On 9/26/18 3:26 PM, Laszlo Ersek wrote:
(+Eric)
I see shm_open() is used heavily in ivshmem-related tests. I haven't looked much at shm_open() before. (I've always known it existed in POSIX, but I've never cared.)
I've never actually played with shm_open() myself, but understand the theory of it enough to reply.
So now I first checked what shm_open() would give me over a regular temporary file created with open(); after all, the file descriptor returned by either would have to be mmap()'d. From the rationale in POSIX: <http://pubs.opengroup.org/onlinepubs/9699919799/xrat/V4_xsh_chap02.html#tag_22_02_08_14>, it seems like the {shm_open(), mmap()} combo has two significant guarantees over {open(), mmap()}: - the namespace may be distinct (there need not be a writeable filesystem at all), - the shared object will *always* be locked in RAM ("Shared memory is not just simply providing common access to data, it is providing the fastest possible communication between the processes").
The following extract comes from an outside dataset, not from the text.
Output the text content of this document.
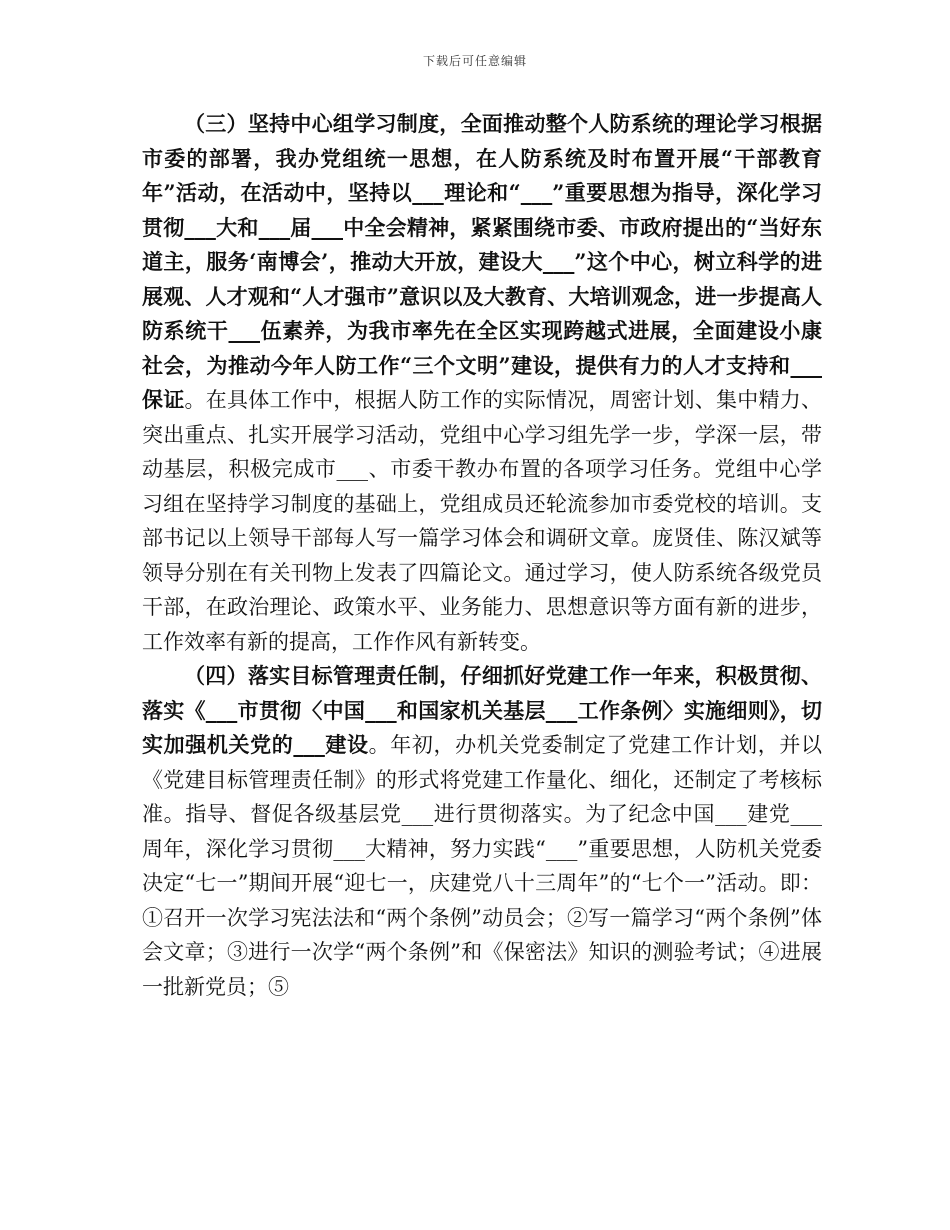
下载后可任意编辑

（三）坚持中心组学习制度，全面推动整个人防系统的理论学习根据市委的部署，我办党组统一思想，在人防系统及时布置开展“干部教育年”活动，在活动中，坚持以___理论和“___”重要思想为指导，深化学习贯彻___大和___届___中全会精神，紧紧围绕市委、市政府提出的“当好东道主，服务‘南博会’，推动大开放，建设大___”这个中心，树立科学的进展观、人才观和“人才强市”意识以及大教育、大培训观念，进一步提高人防系统干___伍素养，为我市率先在全区实现跨越式进展，全面建设小康社会，为推动今年人防工作“三个文明”建设，提供有力的人才支持和___保证。在具体工作中，根据人防工作的实际情况，周密计划、集中精力、突出重点、扎实开展学习活动，党组中心学习组先学一步，学深一层，带动基层，积极完成市___、市委干教办布置的各项学习任务。党组中心学习组在坚持学习制度的基础上，党组成员还轮流参加市委党校的培训。支部书记以上领导干部每人写一篇学习体会和调研文章。庞贤佳、陈汉斌等领导分别在有关刊物上发表了四篇论文。通过学习，使人防系统各级党员干部，在政治理论、政策水平、业务能力、思想意识等方面有新的进步，工作效率有新的提高，工作作风有新转变。

（四）落实目标管理责任制，仔细抓好党建工作一年来，积极贯彻、落实《___市贯彻〈中国___和国家机关基层___工作条例〉实施细则》，切实加强机关党的___建设。年初，办机关党委制定了党建工作计划，并以《党建目标管理责任制》的形式将党建工作量化、细化，还制定了考核标准。指导、督促各级基层党___进行贯彻落实。为了纪念中国___建党___周年，深化学习贯彻___大精神，努力实践“___”重要思想，人防机关党委决定“七一”期间开展“迎七一，庆建党八十三周年”的“七个一”活动。即：①召开一次学习宪法法和“两个条例”动员会；②写一篇学习“两个条例”体会文章；③进行一次学“两个条例”和《保密法》知识的测验考试；④进展一批新党员；⑤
The rationale seems to permit, on purpose, an shm_open() implementation that is actually based on open(), using a special file system -- and AIUI, /dev/shm is just that, on Linux. Eric, does the above sound more or less correct?
You're right about it being permitted to be a distinct namespace; on the other hand, it doesn't even have to be a special file system. An implementation could even use a compile-time fixed directory name visible to the rest of the system (although of course you shouldn't rely on being able to use the file system to poke at the shmem objects, nor should you manipulate the file system underneath the reserved directory behind shmem's back if that is what the implementation is using). So I'm less certain of whether you are guaranteed that the shared memory has to be locked in place (where it can never be paged out), since an implementation on top of the filesystem does not have to do such locking - but you are also right that a high quality-of-implementation will strive to keep the memory live rather than paging it out precisely because it is used for interprocess communication that would be penalized if it can be paged out.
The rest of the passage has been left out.